Konkurrierende Kindesunterhaltsverpflichtungen – und der zu spät geltend gemachte Unterhalt

Müssen von konkurrierenden gleichrangigen Kindesunterhaltsverpflichtungen einzelne gemäß § 1613 Abs. 1 BGB nicht mehr erfüllt werden, steht das dadurch freigewordene Einkommen des Unterhaltspflichtigen im Sinne des § 1603 Abs. 2 Satz 1 BGB für anderweitigen Mindestkindesunterhalt zur Verfügung1.

Konkurrierende Kindesunterhaltsverpflichtungen – und der zu spät geltend gemachte Unterhalt

Auch ein grundsätzlich bestehender Unterhaltsanspruch eines Kindes kann und muss in Fällen des § 1603 Abs. 2 Satz 1 BGB bei der Mangelfallberechnung außer Betracht bleiben, wenn und soweit er vom Unterhaltspflichtigen wegen fehlender Nachforderbarkeit nicht mehr erfüllt werden muss. Der Bundesgerichtshof hat bereits entschieden, dass dann, wenn von konkurrierenden gleichrangigen Kindesunterhaltsverpflichtungen einzelne gemäß § 1613 Abs. 1 BGB nicht mehr erfüllt werden müssen, das dadurch freigewordene Einkommen des Unterhaltspflichtigen im Sinne des § 1603 Abs. 2 Satz 1 BGB für anderweitigen Mindestkindesunterhalt zur Verfügung steht2.

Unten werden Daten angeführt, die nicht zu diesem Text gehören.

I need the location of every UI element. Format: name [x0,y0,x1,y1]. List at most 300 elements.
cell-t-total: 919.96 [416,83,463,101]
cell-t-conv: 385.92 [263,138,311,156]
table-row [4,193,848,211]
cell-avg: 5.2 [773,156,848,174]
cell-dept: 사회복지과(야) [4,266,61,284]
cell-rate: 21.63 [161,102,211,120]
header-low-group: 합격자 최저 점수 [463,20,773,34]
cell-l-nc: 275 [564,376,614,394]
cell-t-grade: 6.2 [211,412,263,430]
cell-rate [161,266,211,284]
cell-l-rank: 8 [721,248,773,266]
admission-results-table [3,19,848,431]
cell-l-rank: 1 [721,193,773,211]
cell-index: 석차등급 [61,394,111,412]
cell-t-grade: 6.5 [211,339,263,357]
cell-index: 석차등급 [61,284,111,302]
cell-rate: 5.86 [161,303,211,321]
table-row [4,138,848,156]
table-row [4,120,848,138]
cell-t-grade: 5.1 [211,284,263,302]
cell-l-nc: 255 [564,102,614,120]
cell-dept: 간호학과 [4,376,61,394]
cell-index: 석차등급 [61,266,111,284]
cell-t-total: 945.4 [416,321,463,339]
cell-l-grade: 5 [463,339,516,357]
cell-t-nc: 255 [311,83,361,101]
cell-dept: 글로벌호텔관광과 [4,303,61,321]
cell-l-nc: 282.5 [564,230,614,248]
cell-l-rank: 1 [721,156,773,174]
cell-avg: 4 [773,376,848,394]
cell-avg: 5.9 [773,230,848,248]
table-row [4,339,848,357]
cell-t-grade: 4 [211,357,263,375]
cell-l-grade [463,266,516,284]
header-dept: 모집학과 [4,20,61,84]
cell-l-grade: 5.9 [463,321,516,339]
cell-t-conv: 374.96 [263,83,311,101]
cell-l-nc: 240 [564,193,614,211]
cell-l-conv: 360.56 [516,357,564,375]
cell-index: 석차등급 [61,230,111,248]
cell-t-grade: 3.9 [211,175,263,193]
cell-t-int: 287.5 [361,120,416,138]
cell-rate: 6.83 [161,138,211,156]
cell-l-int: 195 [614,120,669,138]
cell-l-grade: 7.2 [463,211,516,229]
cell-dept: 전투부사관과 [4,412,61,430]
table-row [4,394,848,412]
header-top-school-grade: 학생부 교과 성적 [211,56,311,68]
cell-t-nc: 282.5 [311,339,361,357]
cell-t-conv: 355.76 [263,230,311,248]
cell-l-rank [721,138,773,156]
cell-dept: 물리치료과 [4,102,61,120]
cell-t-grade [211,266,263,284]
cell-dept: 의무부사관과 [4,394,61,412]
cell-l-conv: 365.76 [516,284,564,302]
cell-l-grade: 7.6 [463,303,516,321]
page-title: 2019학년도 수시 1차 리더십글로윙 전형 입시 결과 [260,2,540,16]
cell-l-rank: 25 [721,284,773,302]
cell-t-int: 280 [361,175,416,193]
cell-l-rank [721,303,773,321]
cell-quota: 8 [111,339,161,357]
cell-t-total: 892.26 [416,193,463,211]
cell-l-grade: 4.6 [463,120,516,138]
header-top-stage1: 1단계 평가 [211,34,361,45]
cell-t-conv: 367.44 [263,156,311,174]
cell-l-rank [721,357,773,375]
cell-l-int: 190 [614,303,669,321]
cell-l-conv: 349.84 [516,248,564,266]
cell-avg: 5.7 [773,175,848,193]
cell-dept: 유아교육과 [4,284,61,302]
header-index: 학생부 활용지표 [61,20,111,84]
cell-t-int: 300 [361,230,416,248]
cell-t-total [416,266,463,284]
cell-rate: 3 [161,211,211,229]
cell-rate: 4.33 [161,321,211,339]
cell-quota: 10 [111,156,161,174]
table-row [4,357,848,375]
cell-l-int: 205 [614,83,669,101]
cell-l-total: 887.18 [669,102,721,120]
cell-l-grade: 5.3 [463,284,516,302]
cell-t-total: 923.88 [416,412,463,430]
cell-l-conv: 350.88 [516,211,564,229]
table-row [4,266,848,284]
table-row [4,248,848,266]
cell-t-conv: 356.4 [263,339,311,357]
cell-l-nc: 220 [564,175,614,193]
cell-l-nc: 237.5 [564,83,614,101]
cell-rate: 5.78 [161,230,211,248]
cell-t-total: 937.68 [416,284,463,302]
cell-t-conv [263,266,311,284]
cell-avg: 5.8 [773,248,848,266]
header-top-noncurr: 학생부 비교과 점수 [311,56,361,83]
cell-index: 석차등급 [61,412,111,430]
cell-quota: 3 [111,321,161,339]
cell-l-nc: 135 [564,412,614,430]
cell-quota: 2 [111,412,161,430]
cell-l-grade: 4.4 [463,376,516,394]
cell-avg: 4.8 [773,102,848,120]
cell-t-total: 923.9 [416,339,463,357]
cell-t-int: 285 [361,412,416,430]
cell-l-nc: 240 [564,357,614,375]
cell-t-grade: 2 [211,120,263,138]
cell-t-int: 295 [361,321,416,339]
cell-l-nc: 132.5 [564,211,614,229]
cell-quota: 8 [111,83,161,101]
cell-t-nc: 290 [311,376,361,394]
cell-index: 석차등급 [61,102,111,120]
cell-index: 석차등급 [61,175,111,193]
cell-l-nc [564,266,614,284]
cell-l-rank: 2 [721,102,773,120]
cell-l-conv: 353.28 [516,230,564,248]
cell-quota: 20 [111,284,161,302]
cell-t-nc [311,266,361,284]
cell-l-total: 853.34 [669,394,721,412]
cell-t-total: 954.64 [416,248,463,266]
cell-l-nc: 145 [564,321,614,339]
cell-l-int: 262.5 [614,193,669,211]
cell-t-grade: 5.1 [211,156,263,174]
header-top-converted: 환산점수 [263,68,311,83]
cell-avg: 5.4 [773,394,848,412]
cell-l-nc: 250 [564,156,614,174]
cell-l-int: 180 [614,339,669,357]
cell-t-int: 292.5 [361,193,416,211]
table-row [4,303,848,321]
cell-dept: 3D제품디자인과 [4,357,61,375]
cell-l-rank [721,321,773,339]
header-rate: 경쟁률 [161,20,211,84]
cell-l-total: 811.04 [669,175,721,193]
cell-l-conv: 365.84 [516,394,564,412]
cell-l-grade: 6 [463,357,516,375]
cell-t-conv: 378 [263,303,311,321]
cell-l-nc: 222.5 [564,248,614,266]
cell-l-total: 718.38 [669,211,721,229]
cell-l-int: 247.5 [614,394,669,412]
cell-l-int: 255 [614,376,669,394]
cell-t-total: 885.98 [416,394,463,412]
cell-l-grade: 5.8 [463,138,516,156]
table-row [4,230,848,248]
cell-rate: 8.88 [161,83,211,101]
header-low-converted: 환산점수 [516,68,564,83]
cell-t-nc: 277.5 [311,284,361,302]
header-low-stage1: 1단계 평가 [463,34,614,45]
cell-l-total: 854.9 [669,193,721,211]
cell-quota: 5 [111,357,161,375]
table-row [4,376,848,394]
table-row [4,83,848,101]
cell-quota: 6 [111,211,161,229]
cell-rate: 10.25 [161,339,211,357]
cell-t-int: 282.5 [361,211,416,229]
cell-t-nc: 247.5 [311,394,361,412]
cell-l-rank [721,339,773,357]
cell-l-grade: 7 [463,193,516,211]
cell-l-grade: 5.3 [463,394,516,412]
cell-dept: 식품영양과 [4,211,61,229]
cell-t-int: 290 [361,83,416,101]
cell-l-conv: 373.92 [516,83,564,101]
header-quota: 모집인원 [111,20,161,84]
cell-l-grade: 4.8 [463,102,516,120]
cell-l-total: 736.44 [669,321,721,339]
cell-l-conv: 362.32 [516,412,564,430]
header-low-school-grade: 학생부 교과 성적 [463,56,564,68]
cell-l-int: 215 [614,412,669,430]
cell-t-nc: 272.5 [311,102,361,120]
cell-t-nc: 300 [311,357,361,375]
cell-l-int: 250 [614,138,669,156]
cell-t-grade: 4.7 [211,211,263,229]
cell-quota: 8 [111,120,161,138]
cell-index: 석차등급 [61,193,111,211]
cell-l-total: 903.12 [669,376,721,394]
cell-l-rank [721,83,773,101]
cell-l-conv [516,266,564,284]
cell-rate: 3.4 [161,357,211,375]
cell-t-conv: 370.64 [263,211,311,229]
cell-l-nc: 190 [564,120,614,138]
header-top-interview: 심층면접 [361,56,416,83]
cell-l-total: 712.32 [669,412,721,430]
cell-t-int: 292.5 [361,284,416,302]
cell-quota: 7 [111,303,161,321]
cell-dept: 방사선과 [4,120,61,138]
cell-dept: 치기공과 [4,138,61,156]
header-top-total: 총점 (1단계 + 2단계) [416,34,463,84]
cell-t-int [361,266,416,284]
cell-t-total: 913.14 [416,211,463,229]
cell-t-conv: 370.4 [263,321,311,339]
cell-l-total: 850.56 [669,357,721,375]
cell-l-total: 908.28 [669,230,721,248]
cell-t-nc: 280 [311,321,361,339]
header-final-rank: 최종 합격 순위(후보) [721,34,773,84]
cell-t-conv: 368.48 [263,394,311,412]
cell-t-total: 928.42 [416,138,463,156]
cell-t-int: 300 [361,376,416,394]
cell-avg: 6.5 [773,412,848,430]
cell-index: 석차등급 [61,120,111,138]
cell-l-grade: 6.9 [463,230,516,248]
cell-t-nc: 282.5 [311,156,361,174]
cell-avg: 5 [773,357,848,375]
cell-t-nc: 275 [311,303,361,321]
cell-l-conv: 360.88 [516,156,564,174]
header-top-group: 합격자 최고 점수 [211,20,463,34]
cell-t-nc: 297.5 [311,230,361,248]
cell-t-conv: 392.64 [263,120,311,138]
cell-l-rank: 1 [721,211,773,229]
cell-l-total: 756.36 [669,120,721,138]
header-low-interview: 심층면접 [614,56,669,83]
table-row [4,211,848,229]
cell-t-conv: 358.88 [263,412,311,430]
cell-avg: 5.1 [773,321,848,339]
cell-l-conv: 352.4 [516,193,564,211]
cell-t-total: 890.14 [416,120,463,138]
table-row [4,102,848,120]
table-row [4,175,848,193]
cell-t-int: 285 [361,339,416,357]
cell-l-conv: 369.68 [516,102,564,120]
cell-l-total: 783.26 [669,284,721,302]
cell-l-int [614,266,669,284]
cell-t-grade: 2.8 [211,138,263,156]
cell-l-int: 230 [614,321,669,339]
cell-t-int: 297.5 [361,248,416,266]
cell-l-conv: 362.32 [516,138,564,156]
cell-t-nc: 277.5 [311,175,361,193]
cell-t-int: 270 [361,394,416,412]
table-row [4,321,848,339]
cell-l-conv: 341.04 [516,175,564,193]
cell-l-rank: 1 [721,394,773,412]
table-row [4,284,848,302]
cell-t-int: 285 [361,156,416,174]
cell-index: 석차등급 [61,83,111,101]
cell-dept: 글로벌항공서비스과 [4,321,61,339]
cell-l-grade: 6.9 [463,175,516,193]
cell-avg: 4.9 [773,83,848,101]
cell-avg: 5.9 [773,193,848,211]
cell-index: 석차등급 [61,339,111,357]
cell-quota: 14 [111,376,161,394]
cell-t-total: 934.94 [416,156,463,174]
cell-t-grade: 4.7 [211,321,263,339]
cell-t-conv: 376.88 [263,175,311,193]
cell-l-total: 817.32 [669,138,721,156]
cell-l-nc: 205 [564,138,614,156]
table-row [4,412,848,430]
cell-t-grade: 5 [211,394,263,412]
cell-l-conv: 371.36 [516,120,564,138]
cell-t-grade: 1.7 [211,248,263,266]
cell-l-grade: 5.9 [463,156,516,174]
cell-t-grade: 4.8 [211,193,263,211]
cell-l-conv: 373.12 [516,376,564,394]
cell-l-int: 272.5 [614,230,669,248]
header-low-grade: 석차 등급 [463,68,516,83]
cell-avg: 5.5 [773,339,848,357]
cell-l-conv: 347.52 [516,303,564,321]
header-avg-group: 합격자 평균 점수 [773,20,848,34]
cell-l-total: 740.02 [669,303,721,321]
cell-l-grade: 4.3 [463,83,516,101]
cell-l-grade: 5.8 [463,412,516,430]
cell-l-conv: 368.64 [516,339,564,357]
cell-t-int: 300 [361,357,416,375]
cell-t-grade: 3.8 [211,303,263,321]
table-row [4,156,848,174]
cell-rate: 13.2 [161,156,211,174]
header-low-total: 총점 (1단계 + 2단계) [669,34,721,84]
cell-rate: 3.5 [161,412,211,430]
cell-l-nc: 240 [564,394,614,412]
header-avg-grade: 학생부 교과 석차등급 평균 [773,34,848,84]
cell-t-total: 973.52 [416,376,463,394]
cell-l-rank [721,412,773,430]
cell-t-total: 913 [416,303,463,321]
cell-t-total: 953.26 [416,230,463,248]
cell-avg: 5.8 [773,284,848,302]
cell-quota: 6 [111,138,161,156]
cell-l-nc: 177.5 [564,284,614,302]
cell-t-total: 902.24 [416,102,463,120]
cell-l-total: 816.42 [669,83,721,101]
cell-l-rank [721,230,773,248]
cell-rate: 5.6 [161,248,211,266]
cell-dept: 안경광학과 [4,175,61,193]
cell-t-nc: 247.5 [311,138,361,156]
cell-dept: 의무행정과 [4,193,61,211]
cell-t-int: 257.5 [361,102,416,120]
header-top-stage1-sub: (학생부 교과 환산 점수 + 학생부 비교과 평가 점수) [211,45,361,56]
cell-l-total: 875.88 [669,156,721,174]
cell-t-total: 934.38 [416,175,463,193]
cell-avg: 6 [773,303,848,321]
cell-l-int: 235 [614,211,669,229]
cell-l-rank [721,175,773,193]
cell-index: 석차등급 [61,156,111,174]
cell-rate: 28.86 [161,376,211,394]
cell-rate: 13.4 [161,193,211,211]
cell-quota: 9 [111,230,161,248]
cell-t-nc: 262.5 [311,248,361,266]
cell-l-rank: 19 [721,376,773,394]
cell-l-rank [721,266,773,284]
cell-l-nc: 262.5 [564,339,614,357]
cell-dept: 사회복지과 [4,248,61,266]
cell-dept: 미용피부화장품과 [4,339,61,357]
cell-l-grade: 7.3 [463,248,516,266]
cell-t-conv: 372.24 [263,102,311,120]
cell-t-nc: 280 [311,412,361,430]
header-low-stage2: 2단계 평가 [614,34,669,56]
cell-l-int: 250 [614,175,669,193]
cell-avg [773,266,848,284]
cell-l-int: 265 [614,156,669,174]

Im hier entschiedenen Fall hatten die Vorinstanzen zur Nachforderbarkeit des Unterhalts für dieses Kind keine Feststellungen getroffen. Dazu bestand jedoch Veranlassung, zumal die Unterhaltszahlung insoweit nach dem Vortrag des Vaters nicht vom Kind oder seiner Mutter als gesetzlicher Vertreterin, sondern vom zuständigen Jobcenter gefordert worden ist. Zwar vermag auch eine Leistungsmitteilung (Rechtswahrungsanzeige) nach § 33 Abs. 3 Satz 1 SGB II die Nachforderbarkeit des Unterhalts zu begründen3. Diese bezieht sich aber nur auf Ansprüche, die auf die Träger der Grundsicherung für Arbeitsuchende gemäß § 33 Abs. 1 Satz 1 SGB II übergegangen sind. Abgesehen von der hier zu prüfenden sachlichen Kongruenz von Sozialleistung und Unterhalt und der Begrenzung des Anspruchsübergangs auf die von dem Jobcenter für dieses Kind erbrachten Sozialleistungen kommen im Rahmen der nach § 33 Abs. 2 Satz 3 SGB II erforderlichen sozialrechtlichen Vergleichsberechnung bei der Ermittlung des Anspruchsübergangs nur tatsächlich erzielte Einkünfte des Unterhaltspflichtigen in Betracht, während die Berücksichtigung eines fiktiven Einkommens nach sozialrechtlichen Grundsätzen grundsätzlich ausscheidet4. Die auf die Sozialleistungsträger übergegangenen Ansprüche sind dementsprechend auf den nach dem tatsächlich erzielten Einkommen berechneten Unterhalt begrenzt. Bezogen auf den vorliegenden Fall fällt der Unterhalt für dieses Kind mithin jedenfalls geringer als bisher berechnet aus. Daher erhöhen sich die Verteilungsmasse und folglich auch der allein noch im Streit stehende Unterhalt für die andere Tochter, weil das mangels Nachforderbarkeit freigewordene Einkommen des Vaters für ihren Unterhalt zur Verfügung steht.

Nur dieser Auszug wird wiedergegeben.